Published: October 07, 2015 | Comments
This post originally appeared on the FCR blog.
Interested in learning more about improving the customer experience? Join Jeremy at Contact Center Expo and Conference! Check out his session: Transforming Customer Experience: Where Do You Begin?
I’m 6’4” tall so I don’t typically spend much time riding in the back seat of cars–especially not in my own car. We had family in town this past weekend so I answered the call and sat in my back seat quite possibly for the first time ever. When I sat down, I adjusted the floor mat and found the tiny USB plug for my headphones that went missing quite a while ago. It had fallen out of my pocket and I assumed it was gone forever.
Isn’t it funny how simply changing my seat resulted in finding what I was searching for? Business insights are a lot like my missing USB plug. Sometimes a change of seat or speaking with those in other seats within your organization will give you new eyes to see problems and solutions you previously believed were nonexistent.
Voice Of Customer (VOC) is all the rage right now for companies interested in improving the experience for their customers. Before you spend many thousands of dollars on a VOC solution, allow me to offer a few ideas to kickstart your program.
Get to Know the People on the Front Lines
Housed within your contact center is a wealth of knowledge and information about what is and isn’t working about your product or service. Whether you periodically speak with customers or speak with the people speaking with your customers, create open lines of communication so they are comfortable sharing the challenges and complaints they regularly face. You may find that there’s a simple, inexpensive improvement that can pay big dividends for your customer experience.
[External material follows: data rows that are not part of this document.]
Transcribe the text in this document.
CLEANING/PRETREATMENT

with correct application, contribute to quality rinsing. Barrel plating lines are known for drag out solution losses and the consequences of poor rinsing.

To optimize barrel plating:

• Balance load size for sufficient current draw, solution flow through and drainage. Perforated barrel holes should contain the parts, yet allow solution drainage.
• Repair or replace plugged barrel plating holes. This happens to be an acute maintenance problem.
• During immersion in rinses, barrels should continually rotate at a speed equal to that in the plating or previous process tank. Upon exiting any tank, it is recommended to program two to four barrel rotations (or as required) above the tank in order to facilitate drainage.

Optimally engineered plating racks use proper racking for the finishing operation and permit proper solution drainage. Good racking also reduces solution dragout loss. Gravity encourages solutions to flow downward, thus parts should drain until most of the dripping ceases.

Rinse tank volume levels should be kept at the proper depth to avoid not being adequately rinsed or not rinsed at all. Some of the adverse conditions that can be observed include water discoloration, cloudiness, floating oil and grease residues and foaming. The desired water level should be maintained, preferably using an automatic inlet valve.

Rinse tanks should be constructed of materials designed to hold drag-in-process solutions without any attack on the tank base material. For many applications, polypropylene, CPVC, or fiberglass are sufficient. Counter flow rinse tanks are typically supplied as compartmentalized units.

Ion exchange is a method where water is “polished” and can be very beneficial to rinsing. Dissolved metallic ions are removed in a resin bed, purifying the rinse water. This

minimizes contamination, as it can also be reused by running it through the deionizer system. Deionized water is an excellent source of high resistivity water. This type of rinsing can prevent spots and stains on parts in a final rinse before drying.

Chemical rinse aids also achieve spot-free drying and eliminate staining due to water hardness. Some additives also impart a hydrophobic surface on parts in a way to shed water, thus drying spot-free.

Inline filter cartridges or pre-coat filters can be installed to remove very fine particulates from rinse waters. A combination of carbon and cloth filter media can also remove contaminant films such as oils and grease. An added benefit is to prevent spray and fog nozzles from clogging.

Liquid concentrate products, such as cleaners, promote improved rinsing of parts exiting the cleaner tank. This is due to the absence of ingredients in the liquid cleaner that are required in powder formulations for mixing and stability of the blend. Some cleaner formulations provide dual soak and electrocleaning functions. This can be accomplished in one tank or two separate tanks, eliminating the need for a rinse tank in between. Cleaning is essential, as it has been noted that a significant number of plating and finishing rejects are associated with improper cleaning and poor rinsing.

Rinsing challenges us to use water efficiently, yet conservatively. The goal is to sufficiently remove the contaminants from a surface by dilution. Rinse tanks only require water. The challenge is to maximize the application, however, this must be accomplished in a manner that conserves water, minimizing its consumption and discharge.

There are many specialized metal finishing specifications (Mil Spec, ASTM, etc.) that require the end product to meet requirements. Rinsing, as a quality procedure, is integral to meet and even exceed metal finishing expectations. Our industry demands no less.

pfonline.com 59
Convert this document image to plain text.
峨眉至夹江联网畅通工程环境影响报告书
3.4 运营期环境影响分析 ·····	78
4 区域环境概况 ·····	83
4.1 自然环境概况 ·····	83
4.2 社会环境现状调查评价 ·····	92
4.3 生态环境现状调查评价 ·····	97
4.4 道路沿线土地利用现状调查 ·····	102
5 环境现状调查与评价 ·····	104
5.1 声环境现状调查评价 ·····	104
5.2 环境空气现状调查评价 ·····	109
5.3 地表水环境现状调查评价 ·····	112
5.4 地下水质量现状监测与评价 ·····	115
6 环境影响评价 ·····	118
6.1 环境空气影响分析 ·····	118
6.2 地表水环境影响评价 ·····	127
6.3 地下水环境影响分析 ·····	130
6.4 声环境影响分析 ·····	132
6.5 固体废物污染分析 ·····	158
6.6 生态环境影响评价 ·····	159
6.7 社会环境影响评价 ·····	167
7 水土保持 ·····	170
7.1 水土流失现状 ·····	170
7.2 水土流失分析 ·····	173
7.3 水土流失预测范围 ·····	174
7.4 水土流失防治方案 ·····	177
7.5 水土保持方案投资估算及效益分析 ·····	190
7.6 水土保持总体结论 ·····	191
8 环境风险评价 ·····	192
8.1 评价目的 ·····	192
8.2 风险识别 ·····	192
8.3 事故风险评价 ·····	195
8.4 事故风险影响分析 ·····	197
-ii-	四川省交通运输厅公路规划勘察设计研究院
Get People in All Different Seats Talking to Each Other
You may not realize it but many people within your organization have an impact on your customer experience. Sales and marketing work to get customers in the door and signed up, management creates policies that affect customers, and customer service takes care of them once they are customers. These groups should be talking regularly to gain insight into how they can help one another make the experience as smooth as possible. At FCR we are big fans of regular round table discussions in an effort to share more and more insight about customers with our clients.
Ask Your Customers
The best way to ask your customers about their experience is to survey them. At this point I’m less concerned about what survey you use and more concerned about getting regular customer feedback. Customer Satisfaction (CSAT), Net Promoter Score (NPS), or even the one with the happy and sad face are all great and inexpensive provided that you allow your customers to share feedback about their experience. The important part is routinely reading this feedback, following up, monitoring trends, and fixing issues.
It’s so easy to plop down in our chairs each day and only see the customer experience from our own point of view. Perhaps you think your customer experience is perfect–or perhaps you think you have an insurmountable problem. Regardless of what camp you are in, make it a routine to get out of your chair and view the customer experience from another seat. By gaining a new perspective, you may just find something you lost– whether you were looking for it or not.